話音剛落,她猛地從袖中掏出一把寒光閃閃剪刀,毫不猶豫地朝著趙川的胸口狠狠紮去。
趙川久經沙場,麵對這突如其來的襲擊,雖說有些措手不及,但憑借著多年征戰練就的敏捷身手,到底還是驚險地躲開了。
他迅速出手奪下剪刀,毫不留情地將其扔在地上,隨後不顧珍珠閼氏的拚命掙紮,強硬地將她緊緊擁入懷中。
“昨日那些荒唐之事,也不過僅有一些女子瞧見罷了,算不得什麼驚天動地的大事,我不是已經及時叫停了嗎?實不相瞞,我打心底裡就不認同這種有失體麵的方式,這一切皆是那呂氏自作主張!”
珍珠閼氏聽到這番話後,突然像是被施了定身咒一般安靜了下來。
“我的容顏,與你們南朝的女子相比,究竟孰優孰劣?”
趙川緩緩說道:“各有千秋,難分高下。”
珍珠閼氏銀牙緊咬,說道:“你幫我殺了呂娥姁,從今往後,我定當全心全意伺候你!”
趙川決然拒絕。
“呂娥姁亦是我費儘心思才求得的女子,說白了,在我心中,你遠遠不及她重要!”
“你……”
珍珠閼氏眼眶中瞬間都是淚水,但她卻倔強地抬起衣袖,用力抹去。
趙川說道。
“我聽聞你們匈奴欲全力對付烏孫的昆莫,卻又擔憂東胡在背後趁火打劫,而東胡王更是向你們的單於索要你,你們單於竟然還點頭答應了,可有此事?”

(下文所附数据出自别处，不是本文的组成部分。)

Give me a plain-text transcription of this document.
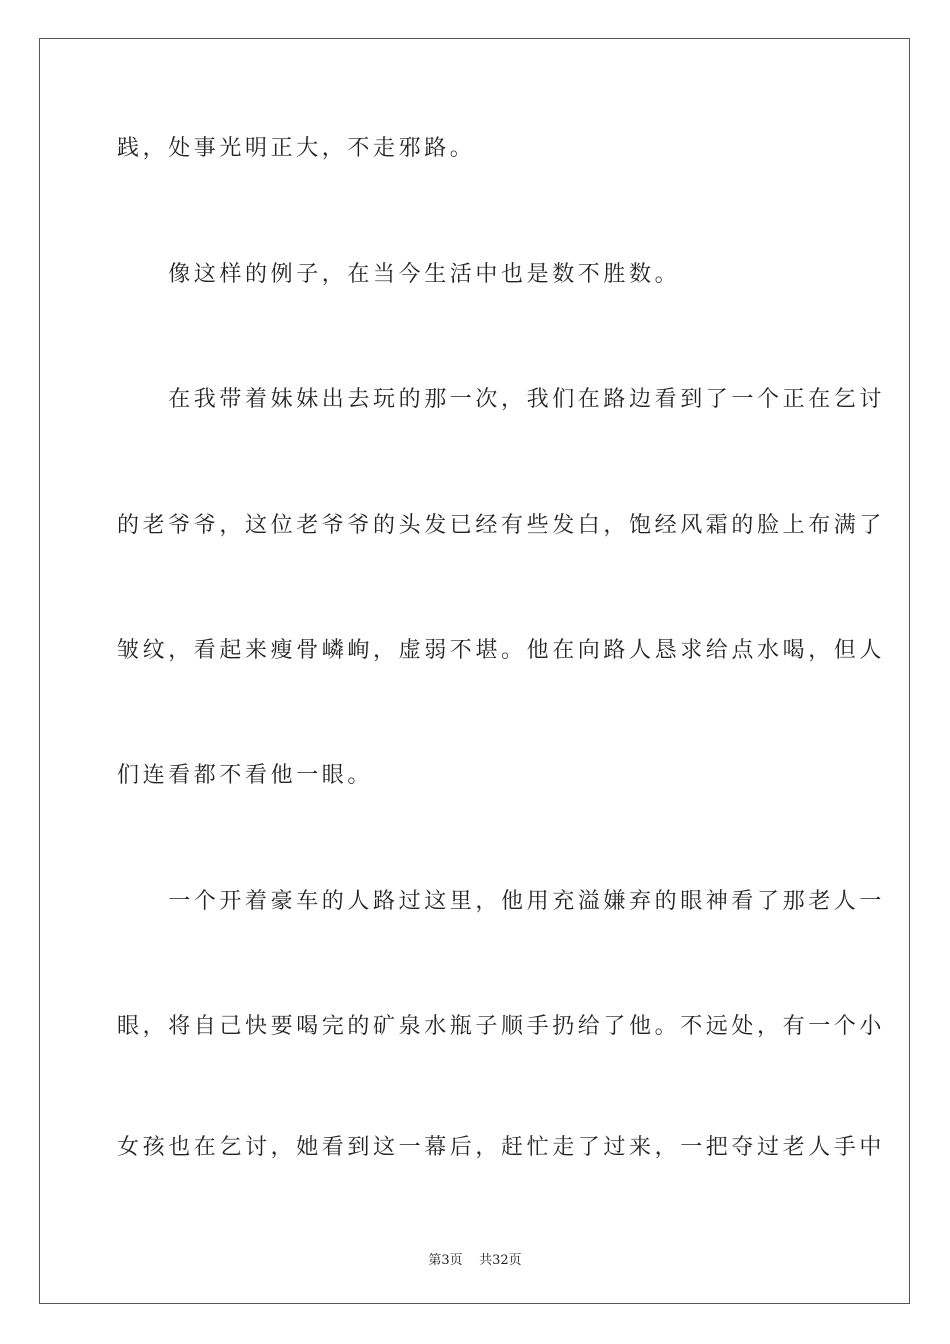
践，处事光明正大，不走邪路。
　　像这样的例子，在当今生活中也是数不胜数。
　　在我带着妹妹出去玩的那一次，我们在路边看到了一个正在乞讨
的老爷爷，这位老爷爷的头发已经有些发白，饱经风霜的脸上布满了
皱纹，看起来瘦骨嶙峋，虚弱不堪。他在向路人恳求给点水喝，但人
们连看都不看他一眼。
　　一个开着豪车的人路过这里，他用充溢嫌弃的眼神看了那老人一
眼，将自己快要喝完的矿泉水瓶子顺手扔给了他。不远处，有一个小
女孩也在乞讨，她看到这一幕后，赶忙走了过来，一把夺过老人手中
第3页 共32页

珍珠閼氏回想起這場戰爭尚未爆發之時,確實有消息傳來,言東胡王向單於索要自己,而單於竟毫不猶豫地應允。
當時得知此事,隻覺如墜冰窖,未曾想還未等被送去,這邊又被趙川所困,同樣是這般身不由己的境地。
自己果真是躲得過初一,躲不過十五啊!
如此想來,自己在單於心中,並非備受寵愛的妃子,不過是一個可隨意用於交換利益的犧牲品罷了!
趙川繼續說道。
“即便你心中懷有複仇之念,那對象也不應是我們南朝之人。這一切的始作俑者,歸根結底還是你們的單於!”
珍珠閼氏沉默不語。
“你究竟可曾想過如何報複於他?”
趙川打破了這令人窒息的沉默,珍珠閼氏的聲音低若蚊蠅。
“我一介女子,又能如何報複?”
趙川淡然一笑。
“無需你手持利刃與人拚命,你隻需乖乖聽從我的安排,與我過上幸福美滿的生活,最好能為我誕下幾個子女,待到這些消息傳遍草原,那冒頓單於必然會崩潰!”
珍珠閼氏咬了咬牙。
“你當真確定往後不再將我送予他人?”
趙川很是肯定。
“如今你已然是我的女人,除了我,這世上無人可以支配你的命運!”
“那好,我應下了!”
說這話時,珍珠閼氏的身體不由自主地顫抖著。